Although Vancouver has a rich skateboarding community, for a city famous for its rain, we have an obvious lack of safe, dry places to skate. Leeside is dope, but it’s not beginner friendly, and it’s really only “covered” (not “indoor”); whereas the Vancouver Skateboard Coalition’s travelling “Green Ramp” is beginner friendly (and open to younger skaters), but they haven’t been able to secure a permanent space to call home.
Don’t get us wrong – we’re immensely thankful for what we’ve got here in Vancouver and are super proud of the people who put in the hard work to make our skate community so vibrant (hat tip to Antisocial Skateboard Shop, Vancouver Skateboard Coalition, Late Bloomers Skate Club, Chickflip, and Takeover Skateboarding, to name a few). But in the rainy months, we just can’t shake the thought that Vancouver would be cooler if we had more safe, all-inclusive and dry places to skate year-round…like St. Louis, Missouri’s Sk8 Liborius.
Its vaulted ceilings may have once carried the tenors and altos of Catholic choirboys, but nowadays the acoustics of the abandoned St. Liborius Church have been repurposed to carry the screeches and echoes characteristic of a DIY Skatepark. (If you’re a skater, or someone who’s interested in architecture, city planning, community building and/or keeping up with cool things happening around the world, you may already be familiar with this project, which started making the internet rounds back in 2018 – check this cool Atlas Obscura article – but it’s always good to appreciate what people can accomplish when they work together – without City Hall in the way.)
We’ll admit, the Catholic-church-to-inclusive-skate-spot pipeline isn’t exactly a straight shot.

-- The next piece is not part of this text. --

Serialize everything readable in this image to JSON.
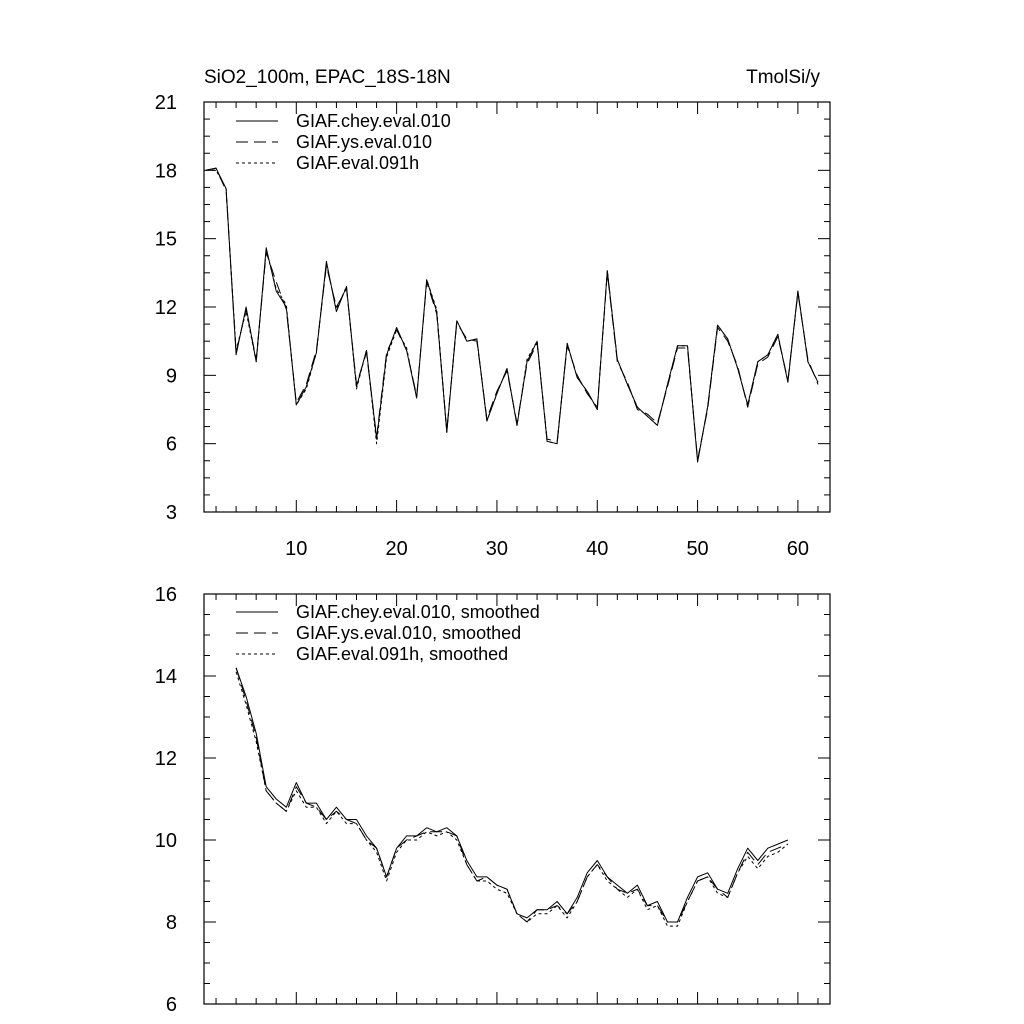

In the case of Sk8 Liborius, the building spent its first one-hundred-and-thirty-something years as a convent, before being deconsecrated to serve the public for a short tenure as a homeless shelter (subsequently shut down); then became the de facto local venue for underground shows, and eventually fell into the hands of a team of co-owners who renovated and transformed the space into a juvenile delinquent’s wet dream (an opportunity to shred and pop nollies in church).
But back to Vancouver: abandoned churches don’t exactly spring out of the ground, and we’re not suggesting that anyone try to take one over by hippie-jumping over the pews or heel-flipping down the altar steps to a chorus of Dinosaur Jr., but it wouldn’t be offside to suggest that having a skate-able indoor space in the city would be met with nearly holy reverence.